Com esse resultado, a dívida bruta do governo geral alcançou 79,2% do Produto Interno Bruto (PIB), equivalente a R$ 10,2 trilhões. O índice é 0,5 ponto percentual maior do que o registrado no mês anterior. A alta foi influenciada principalmente pelos juros nominais apropriados, pela emissão líquida de dívida, pela valorização cambial e pela variação do PIB nominal.
As contas do governo central, que incluem Tesouro Nacional, Banco Central e Previdência Social, apresentaram déficit primário de R$ 30 bilhões em fevereiro.
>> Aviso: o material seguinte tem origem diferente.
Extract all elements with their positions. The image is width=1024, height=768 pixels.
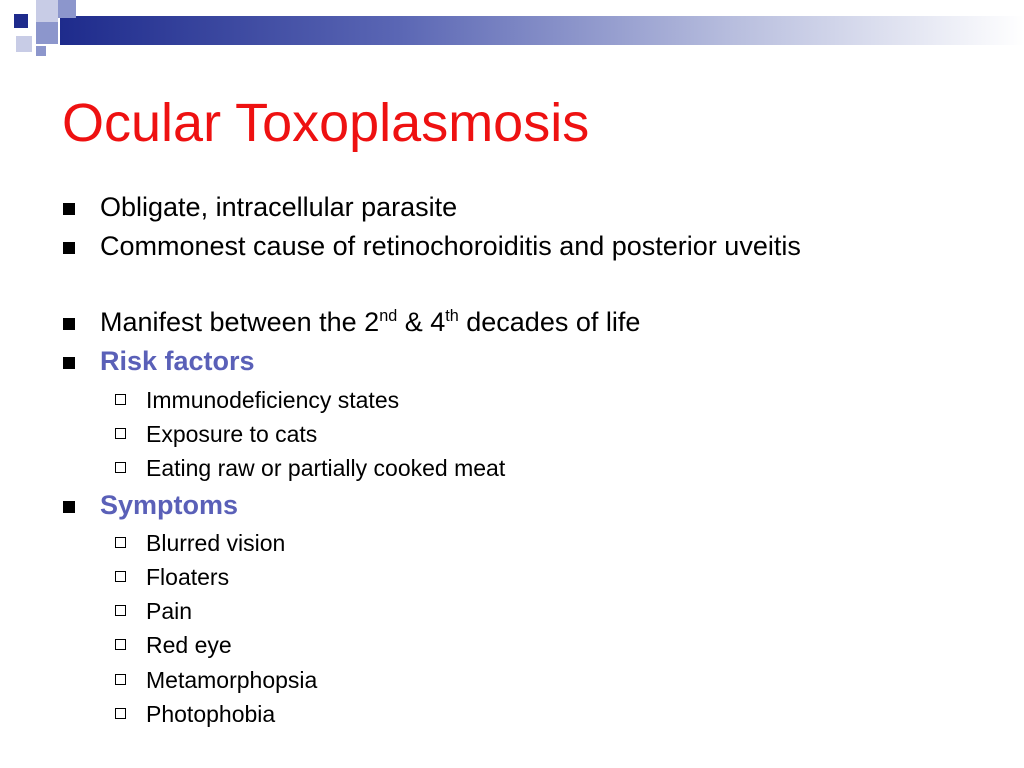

Já as empresas estatais tiveram saldo negativo de R$ 568 milhões no mês, acumulando R$ 4,16 bilhões de déficit no primeiro bimestre de 2026. Esse cálculo, no entanto, não considera empresas dos grupos Petrobras e Eletrobras.
Por outro lado, os governos regionais contribuíram para amenizar o resultado negativo ao registrarem superávit de R$ 13,7 bilhões em fevereiro. No acumulado de 12 meses, o setor público consolidado apresenta déficit primário de R$ 52,8 bilhões, o equivalente a 0,41% do PIB, número ligeiramente melhor do que o observado até janeiro.
Além disso, a dívida líquida do setor público (DLSP) chegou a 65,5% do PIB, somando R$ 8,4 trilhões, com aumento de 0,6 ponto percentual no mês. Esse indicador considera os descontos de reservas e ativos do governo e reflete impactos como juros, variação cambial, déficit primário e mudanças no PIB nominal, evidenciando a pressão contínua sobre as contas públicas brasileiras.